The New Public Health is a contemporary application of a broad range of evidencebased scientific, technological, and management systems implementing measures to improve the health of individuals and populations. Its main objectives are the political and practical application of lessons learned from past successes and failures in disease control and the promotion of preventive measures to combat existing, evolving and re-emerging health threats and risks. We address present and anticipated health problems in a complex world with great inequalities with specific targets which would help to achieve higher standards of health and a more just and socially responsible distribution of resources.

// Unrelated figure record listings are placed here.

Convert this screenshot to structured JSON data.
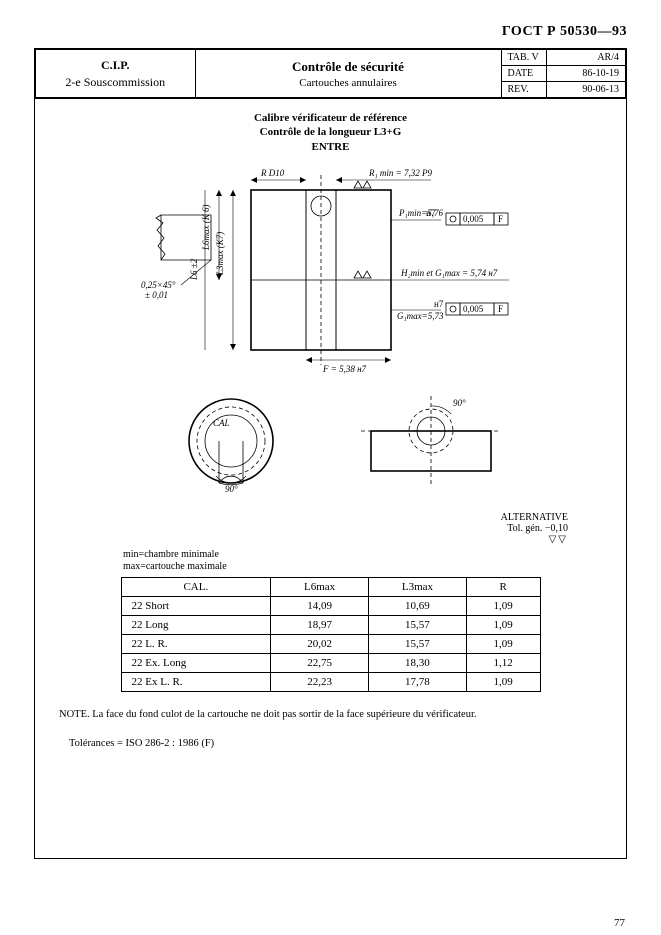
{
  "doc_id": "ГОСТ  Р   50530—93",
  "header": {
    "left_line1": "C.I.P.",
    "left_line2": "2-e Souscommission",
    "center_title": "Contrôle de sécurité",
    "center_sub": "Cartouches annulaires",
    "tab_label": "TAB. V",
    "tab_val": "AR/4",
    "date_label": "DATE",
    "date_val": "86-10-19",
    "rev_label": "REV.",
    "rev_val": "90-06-13"
  },
  "drawing": {
    "title_l1": "Calibre vérificateur de référence",
    "title_l2": "Contrôle de la longueur L3+G",
    "title_l3": "ENTRE",
    "top_left_dim": "R D10",
    "top_right_dim": "R₁ min = 7,32 P9",
    "p1_label": "P₁min=5,76",
    "p1_tol": "0,005",
    "p1_box": "F",
    "h2g1": "H₂min et G₁max = 5,74  н7",
    "g1max": "G₁max=5,73",
    "g1_tol": "0,005",
    "g1_box": "F",
    "l6_label": "L6 ±2",
    "l3_label": "L3max (K7)",
    "l6m_label": "L6max (K 6)",
    "chamfer": "0,25×45°",
    "chamfer_tol": "± 0,01",
    "bottom_dim": "F = 5,38  н7",
    "cal": "CAL",
    "ang90a": "90°",
    "ang90b": "90°",
    "alt_l1": "ALTERNATIVE",
    "alt_l2": "Tol. gén. −0,10",
    "min_line": "min=chambre minimale",
    "max_line": "max=cartouche maximale"
  },
  "table": {
    "columns": [
      "CAL.",
      "L6max",
      "L3max",
      "R"
    ],
    "rows": [
      [
        "22 Short",
        "14,09",
        "10,69",
        "1,09"
      ],
      [
        "22 Long",
        "18,97",
        "15,57",
        "1,09"
      ],
      [
        "22 L. R.",
        "20,02",
        "15,57",
        "1,09"
      ],
      [
        "22 Ex. Long",
        "22,75",
        "18,30",
        "1,12"
      ],
      [
        "22 Ex L. R.",
        "22,23",
        "17,78",
        "1,09"
      ]
    ]
  },
  "note": "NOTE. La face du fond culot de la cartouche ne doit pas sortir  de la face supérieure  du vérificateur.",
  "tolerances": "Tolérances = ISO 286-2 : 1986  (F)",
  "page_number": "77"
}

We present some examples of achievements in public health and clinical medicine, particularly from the past half century, that have resulted in improved disease control and increased health and longevity for populations. Many remaining challenges must be overcome in order to reduce the toll of avoidable morbidity and mortality and to achieve improved and equitable health nationally and internationally. The tools at our disposal today are much more effective than they were even just ten years ago. Promoting wider application of these tools and greater awareness of achievements and failures in public health will improve our capacity to affect greater change in population health in the future.

The New Public Health is a moving target, as the science and practice of public health grow in strength. It is relevant to all countries, developing, transitional, or industrialized, all facing different combinations of epidemiologic, demographic, economic and health systems challenges. A greater understanding of these issues is vital to both a European and a wider audience of policy makers, educators, students, health systems managers, and practitioners of public health to address these challenges.